Elle refusait le divorce. Elle refusait de partir. Elle s’ingéniait à le faire souffrir en lui parlant des ses conquêtes, de ses amants, de ses nuits torrides. Elle le faisait souffrir volontairement avec application. Parfois elle relatait sa relation sexuelle de la nuit avec délectation. Pierre devenait livide mais elle continuait avec forces explications et menus détails. Elle voulait sa mort, Pierre en était persuadé. Elle le poussait au suicide ce qu’il avait déjà commencé en s’alcoolisant un peu plus chaque jour pour tenter d’oublier. Son psychisme en prenait un coup et montrait des signes d’altération. Pierre vivait ou plutôt survivait dans un état de dépression permanent. Il en avait conscience et dans ses moments de lucidité il avait élaboré une sortie.

Elle paiera, se dit-il, pour sa méchanceté.

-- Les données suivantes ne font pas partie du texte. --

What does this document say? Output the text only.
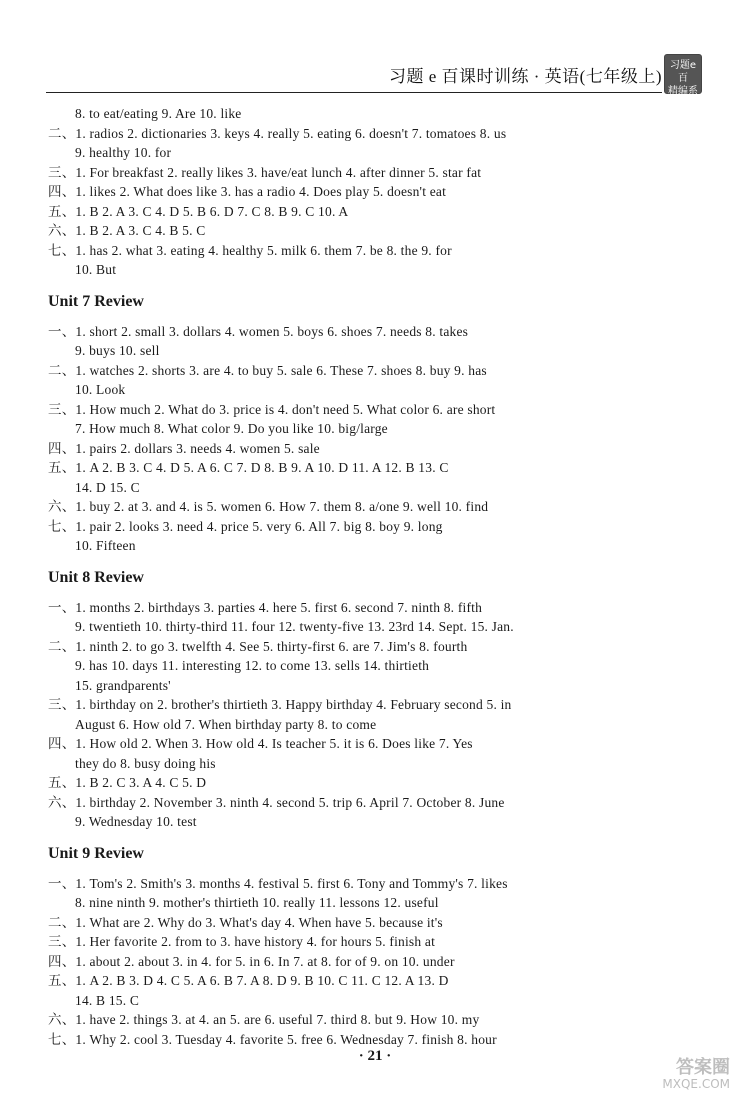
习题 e 百课时训练 · 英语(七年级上)
习题e百
精编系列
8. to eat/eating 9. Are 10. like
二、1. radios 2. dictionaries 3. keys 4. really 5. eating 6. doesn't 7. tomatoes 8. us
9. healthy 10. for
三、1. For breakfast 2. really likes 3. have/eat lunch 4. after dinner 5. star fat
四、1. likes 2. What does like 3. has a radio 4. Does play 5. doesn't eat
五、1. B 2. A 3. C 4. D 5. B 6. D 7. C 8. B 9. C 10. A
六、1. B 2. A 3. C 4. B 5. C
七、1. has 2. what 3. eating 4. healthy 5. milk 6. them 7. be 8. the 9. for
10. But
Unit 7 Review
一、1. short 2. small 3. dollars 4. women 5. boys 6. shoes 7. needs 8. takes
9. buys 10. sell
二、1. watches 2. shorts 3. are 4. to buy 5. sale 6. These 7. shoes 8. buy 9. has
10. Look
三、1. How much 2. What do 3. price is 4. don't need 5. What color 6. are short
7. How much 8. What color 9. Do you like 10. big/large
四、1. pairs 2. dollars 3. needs 4. women 5. sale
五、1. A 2. B 3. C 4. D 5. A 6. C 7. D 8. B 9. A 10. D 11. A 12. B 13. C
14. D 15. C
六、1. buy 2. at 3. and 4. is 5. women 6. How 7. them 8. a/one 9. well 10. find
七、1. pair 2. looks 3. need 4. price 5. very 6. All 7. big 8. boy 9. long
10. Fifteen
Unit 8 Review
一、1. months 2. birthdays 3. parties 4. here 5. first 6. second 7. ninth 8. fifth
9. twentieth 10. thirty-third 11. four 12. twenty-five 13. 23rd 14. Sept. 15. Jan.
二、1. ninth 2. to go 3. twelfth 4. See 5. thirty-first 6. are 7. Jim's 8. fourth
9. has 10. days 11. interesting 12. to come 13. sells 14. thirtieth
15. grandparents'
三、1. birthday on 2. brother's thirtieth 3. Happy birthday 4. February second 5. in
August 6. How old 7. When birthday party 8. to come
四、1. How old 2. When 3. How old 4. Is teacher 5. it is 6. Does like 7. Yes
they do 8. busy doing his
五、1. B 2. C 3. A 4. C 5. D
六、1. birthday 2. November 3. ninth 4. second 5. trip 6. April 7. October 8. June
9. Wednesday 10. test
Unit 9 Review
一、1. Tom's 2. Smith's 3. months 4. festival 5. first 6. Tony and Tommy's 7. likes
8. nine ninth 9. mother's thirtieth 10. really 11. lessons 12. useful
二、1. What are 2. Why do 3. What's day 4. When have 5. because it's
三、1. Her favorite 2. from to 3. have history 4. for hours 5. finish at
四、1. about 2. about 3. in 4. for 5. in 6. In 7. at 8. for of 9. on 10. under
五、1. A 2. B 3. D 4. C 5. A 6. B 7. A 8. D 9. B 10. C 11. C 12. A 13. D
14. B 15. C
六、1. have 2. things 3. at 4. an 5. are 6. useful 7. third 8. but 9. How 10. my
七、1. Why 2. cool 3. Tuesday 4. favorite 5. free 6. Wednesday 7. finish 8. hour
· 21 ·
答案圈
MXQE.COM
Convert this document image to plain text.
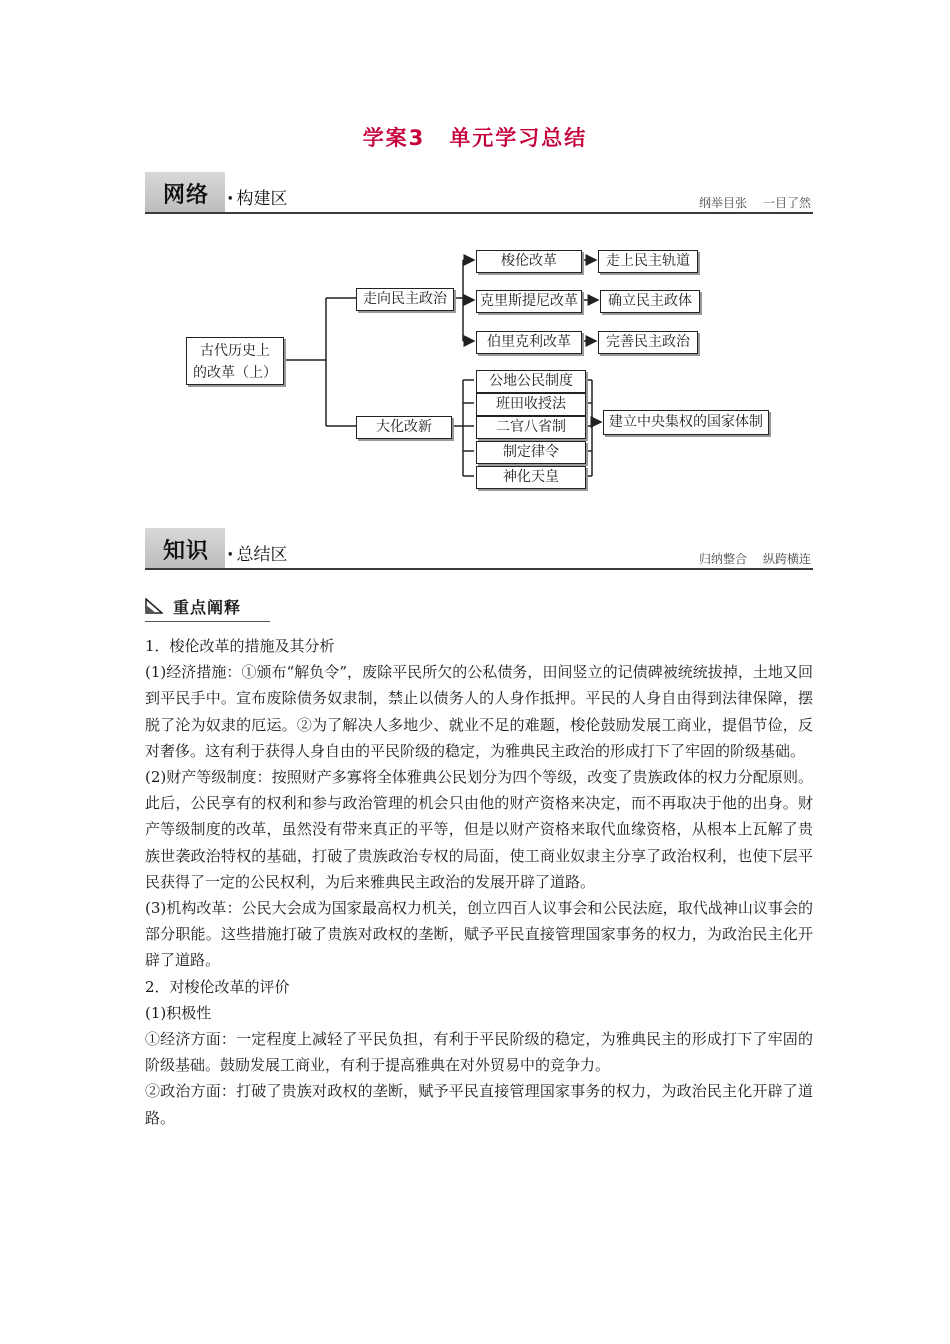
学案3 单元学习总结
网络 · 构建区	纲举目张 一目了然
古代历史上
的改革（上）
走向民主政治
大化改新
梭伦改革
克里斯提尼改革
伯里克利改革
走上民主轨道
确立民主政体
完善民主政治
公地公民制度
班田收授法
二官八省制
制定律令
神化天皇
建立中央集权的国家体制
知识 · 总结区	归纳整合 纵跨横连
重点阐释

1．梭伦改革的措施及其分析

(1)经济措施：①颁布“解负令”，废除平民所欠的公私债务，田间竖立的记债碑被统统拔掉，土地又回到平民手中。宣布废除债务奴隶制，禁止以债务人的人身作抵押。平民的人身自由得到法律保障，摆脱了沦为奴隶的厄运。②为了解决人多地少、就业不足的难题，梭伦鼓励发展工商业，提倡节俭，反对奢侈。这有利于获得人身自由的平民阶级的稳定，为雅典民主政治的形成打下了牢固的阶级基础。

(2)财产等级制度：按照财产多寡将全体雅典公民划分为四个等级，改变了贵族政体的权力分配原则。此后，公民享有的权利和参与政治管理的机会只由他的财产资格来决定，而不再取决于他的出身。财产等级制度的改革，虽然没有带来真正的平等，但是以财产资格来取代血缘资格，从根本上瓦解了贵族世袭政治特权的基础，打破了贵族政治专权的局面，使工商业奴隶主分享了政治权利，也使下层平民获得了一定的公民权利，为后来雅典民主政治的发展开辟了道路。

(3)机构改革：公民大会成为国家最高权力机关，创立四百人议事会和公民法庭，取代战神山议事会的部分职能。这些措施打破了贵族对政权的垄断，赋予平民直接管理国家事务的权力，为政治民主化开辟了道路。

2．对梭伦改革的评价

(1)积极性

①经济方面：一定程度上减轻了平民负担，有利于平民阶级的稳定，为雅典民主的形成打下了牢固的阶级基础。鼓励发展工商业，有利于提高雅典在对外贸易中的竞争力。

②政治方面：打破了贵族对政权的垄断，赋予平民直接管理国家事务的权力，为政治民主化开辟了道路。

Elle entra dans la pièce les cheveux ébouriffés, les yeux furibonds, habillée d’un corsage qui moulait une poitrine arrogante. Pierre ferma à nouveau les yeux. Devant lui le spectacle de ses seins sur l’écran de ses rétines se dressaient. Des seins fermes dont les aréoles pigmentées rouge sombre rehaussaient des mamelons qu’Il adorait lécher d’une langue avide. C’était il y a bien longtemps soupira t-il en ouvrant les yeux.

Elle alluma la lumière se demandant ce qu’il pouvait bien faire dans la pénombre. Elle ouvrit la bouche pour l’insulter mais aucun son ne sorti. Elle resta pétrifiée de ce qu’elle voyait. Pierre, son mari s’approchait vers elle un couteau à la main. D’abord incrédule elle eut peur. Elle frissonna. La panique s’empara de son corps. Des images se bousculaient dans sa tête. L’effroi se lisait sur son visage défait.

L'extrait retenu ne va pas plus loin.